The dynamic oral sugar test (OST) was administered to 22 fasted Crioulo horses to test insulin responsiveness. Six non-obese individuals served as controls, with body condition scores (BCS) ≤7. Eight obese horses in the study had BCS ≥7 but no clinical or radiographic signs of laminitis, and eight had radiographic and/or clinical signs of laminitis (Obel Grade 2 or less) in addition to BCS ≥7. The laminitic horses demonstrated regional adiposity, bilateral lameness and divergent growth rings in the hooves. All the study horses were younger than 15 years of age and none were afflicted with pituitary pars intermedia dysfunction (PPID).

Blood samples were taken prior to corn syrup administration. Glucose was evaluated from blood samples taken at 30, 60, 75, 90, 120, 150, 180, 210 and 240 minutes following sugar administration. Insulin was evaluated at 75, 120, 150 and 180 minutes.
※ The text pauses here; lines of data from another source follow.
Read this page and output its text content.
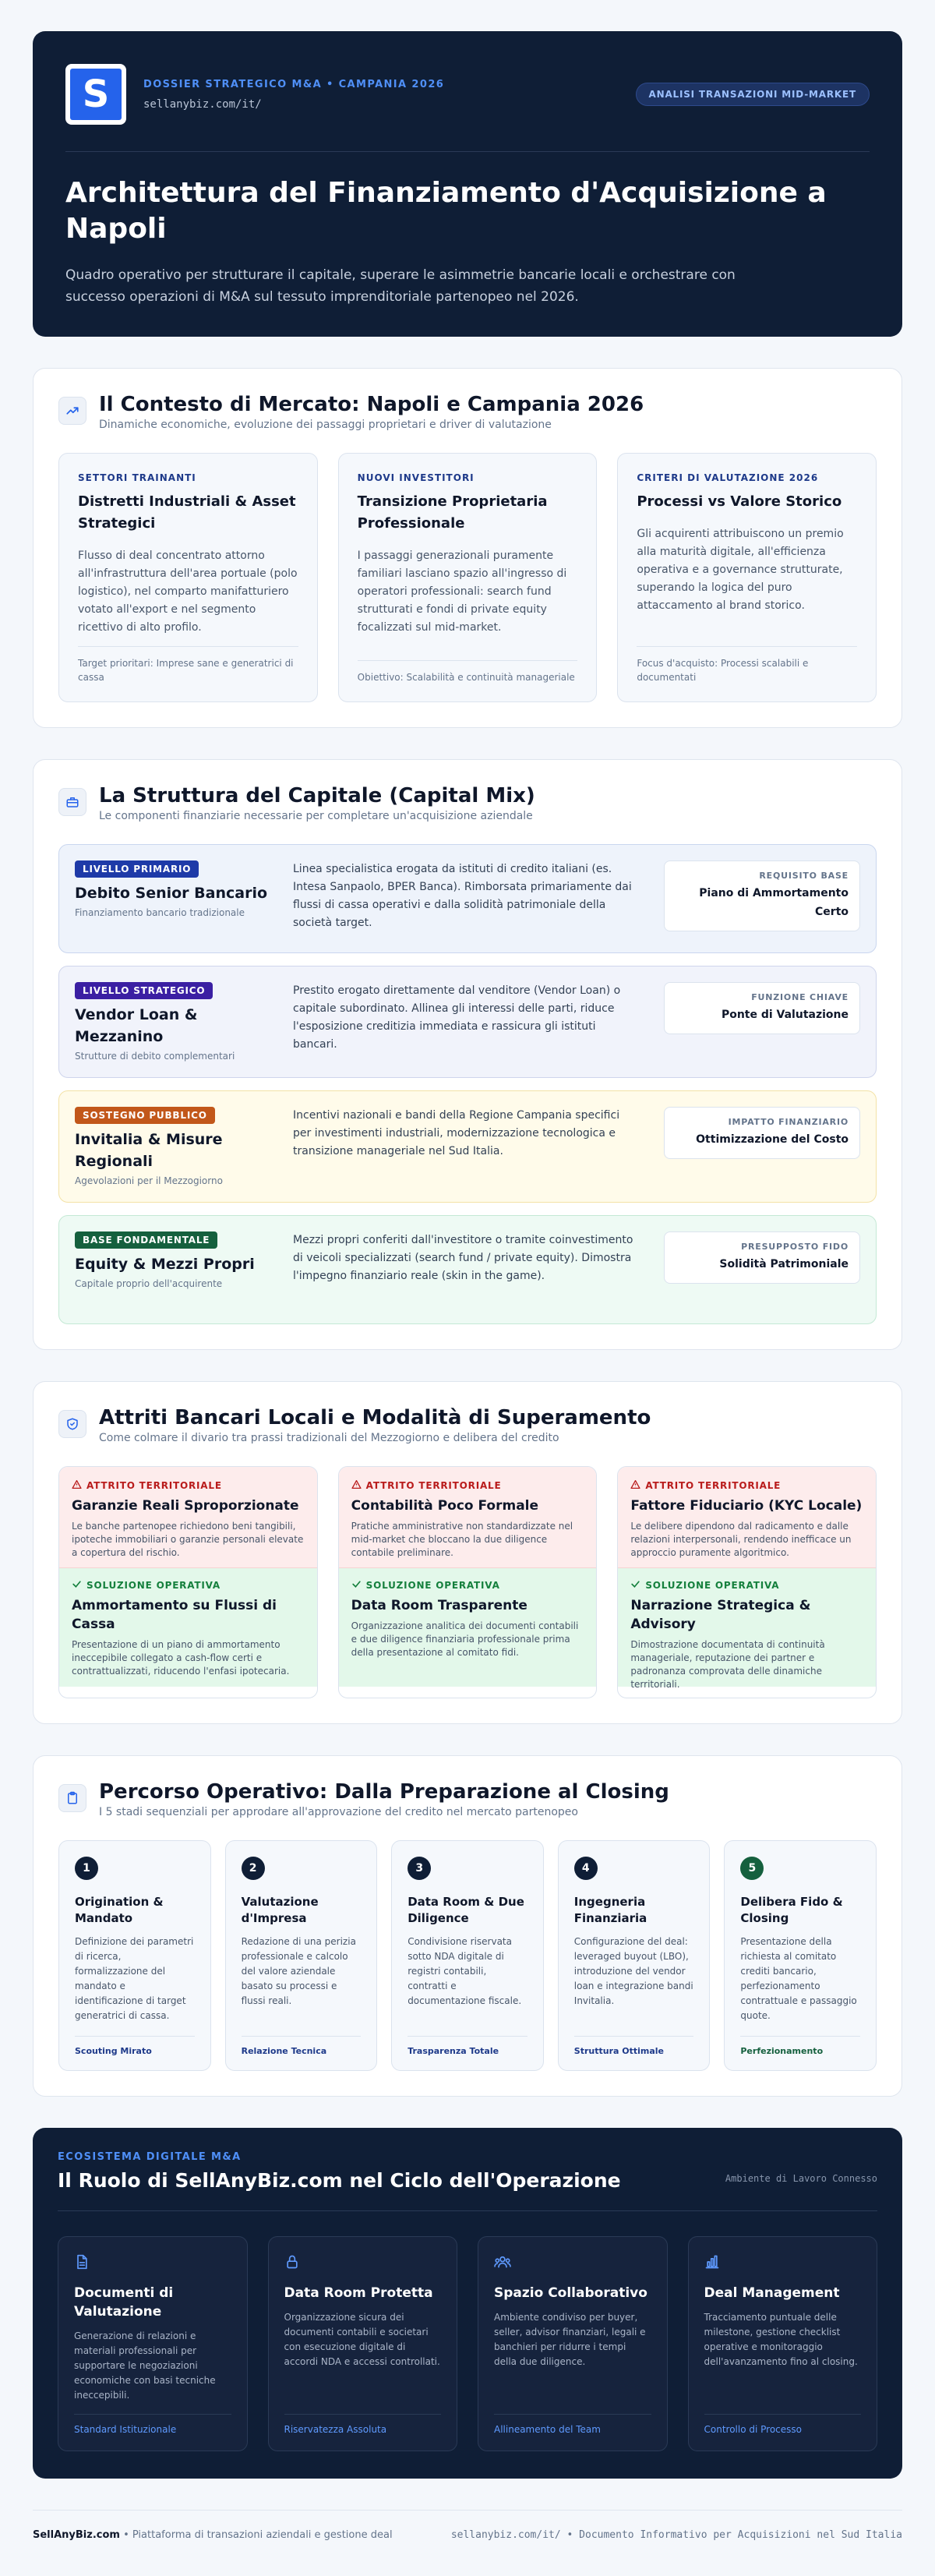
S	DOSSIER STRATEGICO M&A • CAMPANIA 2026
sellanybiz.com/it/
ANALISI TRANSAZIONI MID-MARKET
Architettura del Finanziamento d'Acquisizione a Napoli

Quadro operativo per strutturare il capitale, superare le asimmetrie bancarie locali e orchestrare con successo operazioni di M&A sul tessuto imprenditoriale partenopeo nel 2026.

Il Contesto di Mercato: Napoli e Campania 2026
Dinamiche economiche, evoluzione dei passaggi proprietari e driver di valutazione
SETTORI TRAINANTI
Distretti Industriali & Asset Strategici
Flusso di deal concentrato attorno all'infrastruttura dell'area portuale (polo logistico), nel comparto manifatturiero votato all'export e nel segmento ricettivo di alto profilo.
Target prioritari: Imprese sane e generatrici di cassa
NUOVI INVESTITORI
Transizione Proprietaria Professionale
I passaggi generazionali puramente familiari lasciano spazio all'ingresso di operatori professionali: search fund strutturati e fondi di private equity focalizzati sul mid-market.
Obiettivo: Scalabilità e continuità manageriale
CRITERI DI VALUTAZIONE 2026
Processi vs Valore Storico
Gli acquirenti attribuiscono un premio alla maturità digitale, all'efficienza operativa e a governance strutturate, superando la logica del puro attaccamento al brand storico.
Focus d'acquisto: Processi scalabili e documentati
La Struttura del Capitale (Capital Mix)
Le componenti finanziarie necessarie per completare un'acquisizione aziendale
LIVELLO PRIMARIO
Debito Senior Bancario
Finanziamento bancario tradizionale
Linea specialistica erogata da istituti di credito italiani (es. Intesa Sanpaolo, BPER Banca). Rimborsata primariamente dai flussi di cassa operativi e dalla solidità patrimoniale della società target.
REQUISITO BASE
Piano di Ammortamento Certo
LIVELLO STRATEGICO
Vendor Loan & Mezzanino
Strutture di debito complementari
Prestito erogato direttamente dal venditore (Vendor Loan) o capitale subordinato. Allinea gli interessi delle parti, riduce l'esposizione creditizia immediata e rassicura gli istituti bancari.
FUNZIONE CHIAVE
Ponte di Valutazione
SOSTEGNO PUBBLICO
Invitalia & Misure Regionali
Agevolazioni per il Mezzogiorno
Incentivi nazionali e bandi della Regione Campania specifici per investimenti industriali, modernizzazione tecnologica e transizione manageriale nel Sud Italia.
IMPATTO FINANZIARIO
Ottimizzazione del Costo
BASE FONDAMENTALE
Equity & Mezzi Propri
Capitale proprio dell'acquirente
Mezzi propri conferiti dall'investitore o tramite coinvestimento di veicoli specializzati (search fund / private equity). Dimostra l'impegno finanziario reale (skin in the game).
PRESUPPOSTO FIDO
Solidità Patrimoniale
Attriti Bancari Locali e Modalità di Superamento
Come colmare il divario tra prassi tradizionali del Mezzogiorno e delibera del credito
ATTRITO TERRITORIALE
Garanzie Reali Sproporzionate
Le banche partenopee richiedono beni tangibili, ipoteche immobiliari o garanzie personali elevate a copertura del rischio.
SOLUZIONE OPERATIVA
Ammortamento su Flussi di Cassa
Presentazione di un piano di ammortamento ineccepibile collegato a cash-flow certi e contrattualizzati, riducendo l'enfasi ipotecaria.
ATTRITO TERRITORIALE
Contabilità Poco Formale
Pratiche amministrative non standardizzate nel mid-market che bloccano la due diligence contabile preliminare.
SOLUZIONE OPERATIVA
Data Room Trasparente
Organizzazione analitica dei documenti contabili e due diligence finanziaria professionale prima della presentazione al comitato fidi.
ATTRITO TERRITORIALE
Fattore Fiduciario (KYC Locale)
Le delibere dipendono dal radicamento e dalle relazioni interpersonali, rendendo inefficace un approccio puramente algoritmico.
SOLUZIONE OPERATIVA
Narrazione Strategica & Advisory
Dimostrazione documentata di continuità manageriale, reputazione dei partner e padronanza comprovata delle dinamiche territoriali.
Percorso Operativo: Dalla Preparazione al Closing
I 5 stadi sequenziali per approdare all'approvazione del credito nel mercato partenopeo
1
Origination & Mandato
Definizione dei parametri di ricerca, formalizzazione del mandato e identificazione di target generatrici di cassa.
Scouting Mirato
2
Valutazione d'Impresa
Redazione di una perizia professionale e calcolo del valore aziendale basato su processi e flussi reali.
Relazione Tecnica
3
Data Room & Due Diligence
Condivisione riservata sotto NDA digitale di registri contabili, contratti e documentazione fiscale.
Trasparenza Totale
4
Ingegneria Finanziaria
Configurazione del deal: leveraged buyout (LBO), introduzione del vendor loan e integrazione bandi Invitalia.
Struttura Ottimale
5
Delibera Fido & Closing
Presentazione della richiesta al comitato crediti bancario, perfezionamento contrattuale e passaggio quote.
Perfezionamento
ECOSISTEMA DIGITALE M&A
Il Ruolo di SellAnyBiz.com nel Ciclo dell'Operazione	Ambiente di Lavoro Connesso
Documenti di Valutazione
Generazione di relazioni e materiali professionali per supportare le negoziazioni economiche con basi tecniche ineccepibili.
Standard Istituzionale
Data Room Protetta
Organizzazione sicura dei documenti contabili e societari con esecuzione digitale di accordi NDA e accessi controllati.
Riservatezza Assoluta
Spazio Collaborativo
Ambiente condiviso per buyer, seller, advisor finanziari, legali e banchieri per ridurre i tempi della due diligence.
Allineamento del Team
Deal Management
Tracciamento puntuale delle milestone, gestione checklist operative e monitoraggio dell'avanzamento fino al closing.
Controllo di Processo
SellAnyBiz.com • Piattaforma di transazioni aziendali e gestione deal	sellanybiz.com/it/ • Documento Informativo per Acquisizioni nel Sud Italia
Triglycerides levels were also measured.

At rest, all horses had normal glucose and insulin concentrations in the blood although the obese, laminitic group had higher basal insulin concentrations. Triglycerides were higher in the obese horses but, according to the study, this did not correlate with insulin dysregulation.

The most telling finding of this study has to do with the time when insulin is measured following corn syrup administration. Normally, 75 minutes is considered a useful time point to estimate if insulin concentration exceeds 60 μgIU/mL, which corroborates a diagnosis of insulin resistance. But this study identified that “insulin measurement performed at other time points in those animals where peak glucose occurred later, showed significantly higher insulin values compared to the 75-minute sample, proving that peak insulin occurred in response to higher glucose levels.” The control group returned to normal glucose levels by 75 minutes, but both obese groups did not return to normal glucose concentrations until 120-150 minutes.

The study pointed to the fact that it might be necessary to develop breed-specific reference ranges in addition to evaluation of insulin (and glucose) concentrations at time points beyond 75 minutes following carbohydrate administration. Knowing this can help achieve a positive diagnosis and aid in management strategies to reduce obesity and improve a horse’s metabolic function.